O cérebro da Bia se fixou na parte mais insignificante de tudo o que o Lourenço tinha dito, senão ela seria obrigada a encarar que ele estava confessando que também sentiu... ciúmes... dela?

Depois da primeira parte daquela conversa, em que ela tinha caído direitinho na história do namorado dele — sério, ela merecia o diploma da estupidez.
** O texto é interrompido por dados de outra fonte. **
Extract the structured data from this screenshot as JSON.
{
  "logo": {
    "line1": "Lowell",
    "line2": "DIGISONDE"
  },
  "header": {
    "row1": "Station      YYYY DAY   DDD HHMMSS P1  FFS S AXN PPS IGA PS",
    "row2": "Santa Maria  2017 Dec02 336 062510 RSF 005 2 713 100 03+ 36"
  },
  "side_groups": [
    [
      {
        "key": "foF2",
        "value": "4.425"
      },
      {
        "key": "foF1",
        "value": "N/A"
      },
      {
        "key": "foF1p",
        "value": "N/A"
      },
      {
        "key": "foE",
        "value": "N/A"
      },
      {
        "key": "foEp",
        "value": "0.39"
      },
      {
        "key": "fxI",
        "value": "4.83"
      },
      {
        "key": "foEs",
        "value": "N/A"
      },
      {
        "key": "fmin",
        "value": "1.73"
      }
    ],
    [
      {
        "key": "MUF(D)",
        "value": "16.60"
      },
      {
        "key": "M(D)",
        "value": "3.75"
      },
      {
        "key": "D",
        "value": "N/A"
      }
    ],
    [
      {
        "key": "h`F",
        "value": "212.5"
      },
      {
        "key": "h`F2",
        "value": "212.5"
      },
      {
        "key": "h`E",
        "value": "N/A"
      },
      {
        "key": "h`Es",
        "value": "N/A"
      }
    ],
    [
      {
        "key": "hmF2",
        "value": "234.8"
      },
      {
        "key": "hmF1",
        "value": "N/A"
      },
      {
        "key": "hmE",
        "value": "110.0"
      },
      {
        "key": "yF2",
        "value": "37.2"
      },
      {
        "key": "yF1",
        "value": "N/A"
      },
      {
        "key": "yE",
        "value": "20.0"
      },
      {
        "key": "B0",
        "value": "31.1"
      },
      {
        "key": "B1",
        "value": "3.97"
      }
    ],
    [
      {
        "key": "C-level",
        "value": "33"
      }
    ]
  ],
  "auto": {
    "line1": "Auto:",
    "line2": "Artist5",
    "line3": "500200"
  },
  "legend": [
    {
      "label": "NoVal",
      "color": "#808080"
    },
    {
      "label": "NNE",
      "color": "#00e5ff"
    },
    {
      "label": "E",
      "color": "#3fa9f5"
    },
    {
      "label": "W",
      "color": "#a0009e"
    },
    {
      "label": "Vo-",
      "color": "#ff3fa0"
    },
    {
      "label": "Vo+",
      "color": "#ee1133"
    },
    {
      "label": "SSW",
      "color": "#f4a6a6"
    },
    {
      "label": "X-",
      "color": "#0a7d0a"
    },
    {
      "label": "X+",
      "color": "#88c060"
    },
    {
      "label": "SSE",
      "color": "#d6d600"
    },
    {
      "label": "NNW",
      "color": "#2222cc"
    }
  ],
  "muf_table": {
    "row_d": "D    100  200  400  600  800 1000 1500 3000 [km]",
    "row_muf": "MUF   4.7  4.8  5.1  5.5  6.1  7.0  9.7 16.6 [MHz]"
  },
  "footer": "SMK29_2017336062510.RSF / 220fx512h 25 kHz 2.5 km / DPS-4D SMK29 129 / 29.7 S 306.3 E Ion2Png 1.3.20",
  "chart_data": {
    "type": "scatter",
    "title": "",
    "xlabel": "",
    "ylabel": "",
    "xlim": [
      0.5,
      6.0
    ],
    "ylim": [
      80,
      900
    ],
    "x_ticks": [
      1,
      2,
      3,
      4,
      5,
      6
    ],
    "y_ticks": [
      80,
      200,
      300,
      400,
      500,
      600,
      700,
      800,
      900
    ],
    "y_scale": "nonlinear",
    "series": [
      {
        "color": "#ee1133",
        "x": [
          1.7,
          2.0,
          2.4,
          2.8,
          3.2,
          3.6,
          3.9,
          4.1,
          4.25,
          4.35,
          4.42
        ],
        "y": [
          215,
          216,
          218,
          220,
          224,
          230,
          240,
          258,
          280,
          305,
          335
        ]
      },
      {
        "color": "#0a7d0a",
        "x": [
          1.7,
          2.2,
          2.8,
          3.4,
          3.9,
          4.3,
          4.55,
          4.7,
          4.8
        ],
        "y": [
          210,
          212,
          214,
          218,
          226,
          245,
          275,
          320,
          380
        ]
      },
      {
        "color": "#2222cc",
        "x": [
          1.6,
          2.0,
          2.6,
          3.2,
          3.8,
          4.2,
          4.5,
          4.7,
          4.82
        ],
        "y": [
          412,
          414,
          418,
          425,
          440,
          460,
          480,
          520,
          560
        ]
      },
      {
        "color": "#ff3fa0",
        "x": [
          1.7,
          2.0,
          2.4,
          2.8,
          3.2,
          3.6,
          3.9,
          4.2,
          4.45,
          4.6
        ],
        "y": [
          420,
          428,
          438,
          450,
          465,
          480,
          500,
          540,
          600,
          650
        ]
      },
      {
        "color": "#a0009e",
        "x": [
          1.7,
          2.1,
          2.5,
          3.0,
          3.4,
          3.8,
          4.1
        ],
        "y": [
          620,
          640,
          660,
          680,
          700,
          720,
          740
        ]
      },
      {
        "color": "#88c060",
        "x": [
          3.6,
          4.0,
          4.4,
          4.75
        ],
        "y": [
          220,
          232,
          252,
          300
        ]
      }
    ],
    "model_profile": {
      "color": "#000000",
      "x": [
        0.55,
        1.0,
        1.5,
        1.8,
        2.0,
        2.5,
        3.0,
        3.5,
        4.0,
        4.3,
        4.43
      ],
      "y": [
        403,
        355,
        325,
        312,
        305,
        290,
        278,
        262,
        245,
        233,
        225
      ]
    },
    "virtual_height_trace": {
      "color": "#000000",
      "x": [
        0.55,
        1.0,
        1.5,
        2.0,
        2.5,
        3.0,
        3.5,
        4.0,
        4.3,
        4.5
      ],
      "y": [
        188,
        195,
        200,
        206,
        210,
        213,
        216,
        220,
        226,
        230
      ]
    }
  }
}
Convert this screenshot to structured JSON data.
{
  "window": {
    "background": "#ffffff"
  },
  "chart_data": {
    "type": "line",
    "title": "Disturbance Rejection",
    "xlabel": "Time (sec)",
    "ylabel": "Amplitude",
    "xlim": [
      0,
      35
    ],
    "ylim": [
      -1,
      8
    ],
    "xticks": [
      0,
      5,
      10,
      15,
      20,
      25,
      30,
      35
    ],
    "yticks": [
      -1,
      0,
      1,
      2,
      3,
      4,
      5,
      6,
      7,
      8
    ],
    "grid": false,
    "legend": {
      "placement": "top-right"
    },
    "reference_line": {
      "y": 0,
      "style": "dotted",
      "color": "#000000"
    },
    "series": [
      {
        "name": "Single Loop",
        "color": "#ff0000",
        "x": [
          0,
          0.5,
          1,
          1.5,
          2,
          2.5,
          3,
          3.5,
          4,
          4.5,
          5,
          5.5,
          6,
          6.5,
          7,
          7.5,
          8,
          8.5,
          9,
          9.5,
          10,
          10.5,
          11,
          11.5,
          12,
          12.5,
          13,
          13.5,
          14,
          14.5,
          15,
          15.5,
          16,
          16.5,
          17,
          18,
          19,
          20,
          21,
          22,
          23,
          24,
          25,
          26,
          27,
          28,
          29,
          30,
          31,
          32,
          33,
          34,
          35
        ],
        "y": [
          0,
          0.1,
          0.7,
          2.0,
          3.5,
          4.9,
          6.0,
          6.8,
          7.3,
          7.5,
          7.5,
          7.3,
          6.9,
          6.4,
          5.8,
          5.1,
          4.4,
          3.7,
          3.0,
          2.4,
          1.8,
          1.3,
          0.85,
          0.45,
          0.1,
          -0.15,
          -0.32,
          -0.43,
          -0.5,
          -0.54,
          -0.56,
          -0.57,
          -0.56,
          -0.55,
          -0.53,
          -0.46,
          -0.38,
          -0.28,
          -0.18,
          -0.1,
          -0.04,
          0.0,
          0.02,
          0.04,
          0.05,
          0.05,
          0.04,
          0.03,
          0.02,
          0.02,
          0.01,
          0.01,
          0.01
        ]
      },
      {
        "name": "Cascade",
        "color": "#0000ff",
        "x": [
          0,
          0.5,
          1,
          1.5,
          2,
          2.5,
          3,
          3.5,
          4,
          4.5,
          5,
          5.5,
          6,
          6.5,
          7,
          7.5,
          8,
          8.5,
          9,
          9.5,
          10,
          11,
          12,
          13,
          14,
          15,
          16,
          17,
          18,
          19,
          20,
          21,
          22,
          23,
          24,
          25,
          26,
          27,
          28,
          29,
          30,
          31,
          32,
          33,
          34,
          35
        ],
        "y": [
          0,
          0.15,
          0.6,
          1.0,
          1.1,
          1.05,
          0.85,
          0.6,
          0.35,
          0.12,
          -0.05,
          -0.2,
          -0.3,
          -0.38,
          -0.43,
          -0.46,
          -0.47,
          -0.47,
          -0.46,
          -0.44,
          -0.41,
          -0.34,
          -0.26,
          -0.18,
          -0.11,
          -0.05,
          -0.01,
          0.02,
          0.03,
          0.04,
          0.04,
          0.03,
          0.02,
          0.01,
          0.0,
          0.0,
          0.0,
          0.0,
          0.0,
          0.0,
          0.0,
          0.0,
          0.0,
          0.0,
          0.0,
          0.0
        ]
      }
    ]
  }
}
O Lourenço com um namorado? — Ninguém podia culpá-la por duvidar de tudo o que ele iria dizer dali em diante.

— Eu tô pouco me fudendo pra o que ele faz com as mãos dele! — O Lourenço gritou a soltando, mas chegando tão perto que, entre ele na sua frente, e a pia atrás dela, não tinha como escapar. A veia na base da garganta dele pulsava exageradamente rápida, combinando com seu próprio coração. — Desde que não seja ficar pegando o que é meu!

— Seu? Você tá querendo dizer eu? — A Bia fechou as mãos, sem saber se era para voltar a socá-lo ou para se impedir de pular no pescoço dele porque a ideia de ser propriedade de alguém deveria incomodá-la. Deveria ser revoltante e indigno. Mas não era. Não quando era o Lourenço falando dela. E ela já tinha contado tantas mentiras aquela noite. Mais uma não ia levá-la para o inferno mais rápido. — Eu. Não. Sou. Sua!

— Você é, Bia. Você é tão minha quanto eu sou seu. — Ele se inclinou, deixando o rosto a um centímetro de distância do dela. A Bia sentia a respiração dele na sua bochecha. Quente e rápida. E ela voltou a respirar pela boca, o cheiro dele ali perto, roubando sua capacidade de pensar. — Não foi o que você sentiu ao me imaginar com duas mulheres? Que elas não tinham o direito de querer o que é seu?

— Cala a boca... — Era para ser uma ordem, mas saiu como um pedido. Uma súplica.

— Como você imaginou, Bia? Uma sentada na minha cara e a outra sentada no meu pau? Eu fiz isso, uma vez.

Ele sorriu, como se a lembrança fosse a melhor possível, o cretino. Ele estava rindo e ela estava morrendo por dentro. Destruída pelas imagens, tão cruas e vulgares quanto o linguajar dele, aparecendo como um filme colorido dentro da sua cabeça. Um filme que ela nunca mais conseguiria não ver. Enquanto ela estava passando pelos piores momentos da sua vida, lidando com perdas e sofrimentos impossíveis, ele estava pelo mundo, se divertindo com duas, três, sabe-se lá quantas, mulheres.

— Ou você imaginou as duas me chupando ao mesmo tempo? Eu já fiz isso também. Várias vezes.

— Não! — Ela balançou a cabeça, reforçando sua negativa com veemência.

Ele precisava calar a boca. Ele estava muito perto da verdade, e doía, uma dor física, como uma faca entrando no peito, imaginar o Lourenço com outras mulheres. Lógico que ele tinha tido muitas e muitas mulheres. Um homem como aquele, o pecado com duas pernas, não veio ao mundo para ser celibato, a não ser forçadamente, como quando ficou preso. Mas ela preferia ter uma vaga ideia, imagens embaçadas e trêmulas, e não aquelas admissões saídas da boca dele. Com orgulho. Com prepotência. Como se ela não estivesse ali, se quebrando, pedaço por pedaço, na frente dele.

— Ou talvez...

Ele precisava calar a boca! Ela precisava fazê-lo calar a boca. E só havia uma maneira de fazer aquilo. Aceitando o desafio que ele lançava com cada provocação.

Na ponta dos pés, ela jogou os braços em volta do pescoço do Lourenço e o calou, grudando sua boca nos lábios irritantes e macios.